Pero, ¿cuáles son estos nuevos conocimientos y por qué son
tan importantes? Son tan numerosos que es difícil resumirlos en unas cuantas
líneas; aquí señalaré sólo uno de ellos que constituye, en mi opinión, un
descubrimiento tan o más importante que la estructura de los genes: la
química de la comunicación entre las neuronas.
Las neuronas, como células individuales que son, no
establecen contacto físico entre sí y, sin embargo, su función esencial es
comunicarse con otras neuronas y otros circuitos. Una gran cantidad de datos,
obtenidos por diversas técnicas bioquímicas, electrofisiológicas, biofísicas,
de biología celular y de microscopía electrónica, han demostrado que la
naturaleza de esta comunicación es química y que ocurre en los sitios de
comunicación interneuronal llamados sinapsis, por lo que la transmisión de
la señal se llama transmisión sináptica. Esta transmisión se realiza mediante
la liberación de sustancias, llamadas neurotransmisores, que cruzan el
pequeñísimo espacio (llamado espacio sináptico, que mide aproximadamente 20
millonésimas de milímetro) que separa una neurona de la siguiente, se combina
con moléculas específicas localizadas en la membrana de la siguiente neurona,
y como consecuencia la excita o la inhibe.
Conocemos ya la mayor parte de los mecanismos de esta
comunicación química en las sinapsis. Por ejemplo, sabemos cómo se sintetiza
el neurotransmisor dentro de la terminal sináptica; también, cómo se libera
al espacio sináptico; así mismo, cómo actúa sobre la membrana de la siguiente
neurona para excitarla o inhibirla; y cómo se elimina del espacio sináptico
una vez que actúa. Además, todo esto lo sabemos a gran detalle por lo que
hemos identificado las diversas moléculas que participan en cada uno de estos
pasos y cómo funciona cada una de ellas. Gracias a este conocimiento, entendemos
ahora cuales son las alteraciones responsables de padecimientos neurológicos
como la epilepsia o la enfermedad de Parkinson y, empezamos a comprender
-aunque de manera aún muy incompleta- cómo ciertos cambios funcionales en la
transmisión sináptica química pueden causar enfermedades mentales como la
adicción a drogas, la depresión, el trastorno bipolar o la esquizofrenia.

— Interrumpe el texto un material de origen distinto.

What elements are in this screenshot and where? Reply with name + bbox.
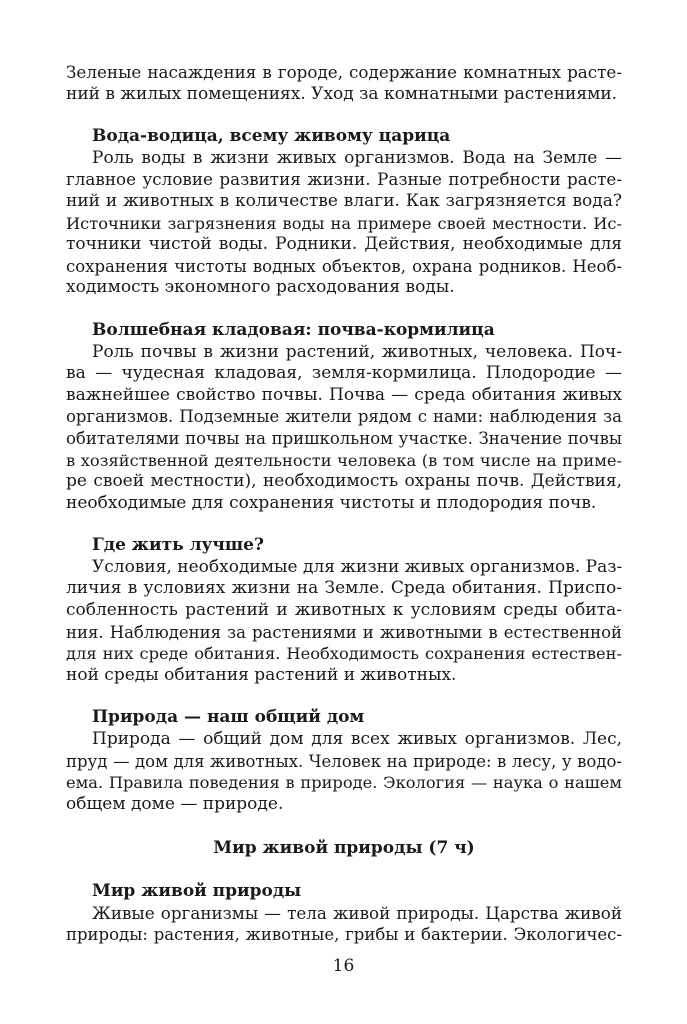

Otra aportación, de extraordinaria importancia del
conocimiento sobre la transmisión sináptica, es el que podemos diseñar y
realizar experimentos mediante el uso de drogas para alterar dicha
transmisión y observar los efectos resultantes. Estos efectos pueden ser
similares a los síntomas de una enfermedad, lo cual nos permite concluir que
determinado neurotransmisor está involucrado en esa enfermedad. Además, ahora
es posible diseñar y probar fármacos que puedan modificar la transmisión
sináptica de manera más o menos selectiva, lo cual ha permitido desarrollar
drogas tan útiles como los anestésicos, los antidepresivos, los antiepilépticos,
los tranquilizantes, los somníferos, los estimulantes entre muchas otras.

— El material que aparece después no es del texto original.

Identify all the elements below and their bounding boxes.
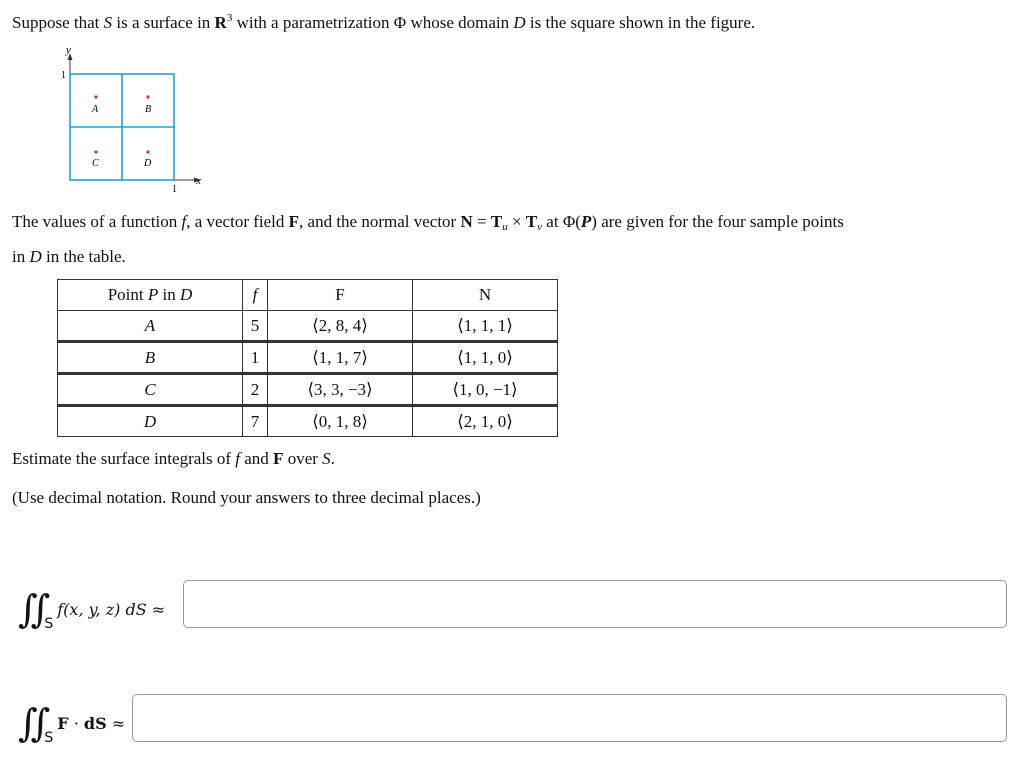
header-point: Point P in D: [58, 280, 243, 311]
cell-f: 5: [243, 311, 268, 342]
cell-point: A: [58, 311, 243, 342]
cell-f: 2: [243, 374, 268, 406]
integral-subscript: S: [44, 616, 54, 632]
cell-F: ⟨1, 1, 7⟩: [268, 342, 413, 374]
header-f: f: [243, 280, 268, 311]
cell-F: ⟨2, 8, 4⟩: [268, 311, 413, 342]
cell-point: B: [58, 342, 243, 374]
integral-subscript: S: [44, 730, 54, 746]
estimate-instruction: Estimate the surface integrals of f and F over S.: [12, 449, 335, 468]
point-b-label: B: [145, 104, 152, 115]
cell-point: C: [58, 374, 243, 406]
x-tick-label: 1: [172, 184, 177, 194]
cell-f: 1: [243, 342, 268, 374]
cell-N: ⟨1, 1, 0⟩: [413, 342, 558, 374]
cell-f: 7: [243, 406, 268, 437]
f-integral-answer-input[interactable]: [183, 580, 1007, 628]
values-description: The values of a function f, a vector field F, and the normal vector $N = T_u \times T_v$ at Φ(P) are given for the four sample points in D in the table.: [12, 212, 844, 266]
cell-N: ⟨1, 0, −1⟩: [413, 374, 558, 406]
F-integral-label: [18, 700, 125, 746]
point-c-dot: [94, 150, 97, 153]
f-integral-label: [18, 586, 165, 632]
F-integral-answer-input[interactable]: [132, 694, 1007, 742]
double-integral-icon: ∬: [18, 701, 41, 745]
point-d-dot: [146, 150, 149, 153]
y-axis-label: y: [66, 44, 71, 56]
point-c-label: C: [92, 158, 99, 169]
point-a-dot: [94, 95, 97, 98]
cell-N: ⟨1, 1, 1⟩: [413, 311, 558, 342]
table-row: [58, 406, 558, 437]
point-d-label: D: [144, 158, 152, 169]
header-N: N: [413, 280, 558, 311]
x-axis-label: x: [196, 175, 201, 187]
sample-values-table: [57, 279, 558, 437]
y-tick-label: 1: [61, 70, 66, 81]
table-row: [58, 374, 558, 406]
cell-point: D: [58, 406, 243, 437]
rounding-note: (Use decimal notation. Round your answers to three decimal places.): [12, 488, 481, 507]
F-integral-expression: F · dS ≈: [57, 713, 126, 733]
domain-square-figure: [56, 44, 216, 194]
table-row: [58, 342, 558, 374]
cell-F: ⟨3, 3, −3⟩: [268, 374, 413, 406]
point-b-dot: [146, 95, 149, 98]
header-F: F: [268, 280, 413, 311]
table-row: [58, 311, 558, 342]
double-integral-icon: ∬: [18, 587, 41, 631]
point-a-label: A: [92, 104, 99, 115]
f-integral-expression: f(x, y, z) dS ≈: [57, 599, 166, 619]
cell-N: ⟨2, 1, 0⟩: [413, 406, 558, 437]
intro-text: Suppose that S is a surface in $R^3$ with a parametrization Φ whose domain D is the square shown in the figure.: [12, 12, 756, 32]
table-header-row: [58, 280, 558, 311]
cell-F: ⟨0, 1, 8⟩: [268, 406, 413, 437]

Pero quizá, la conclusión más relevante a la que nos
lleva este conocimiento es que las funciones neurológicas y mentales,
inclusive la conciencia, no son más que el resultado de la comunicación
química entre las neuronas a través de los cientos de miles de millones de
sinapsis que las conectan entre sí en un cerebro humano. Cada vez es más
claro que Hipócrates, Claude Bernard y Francis Crick tenían razón.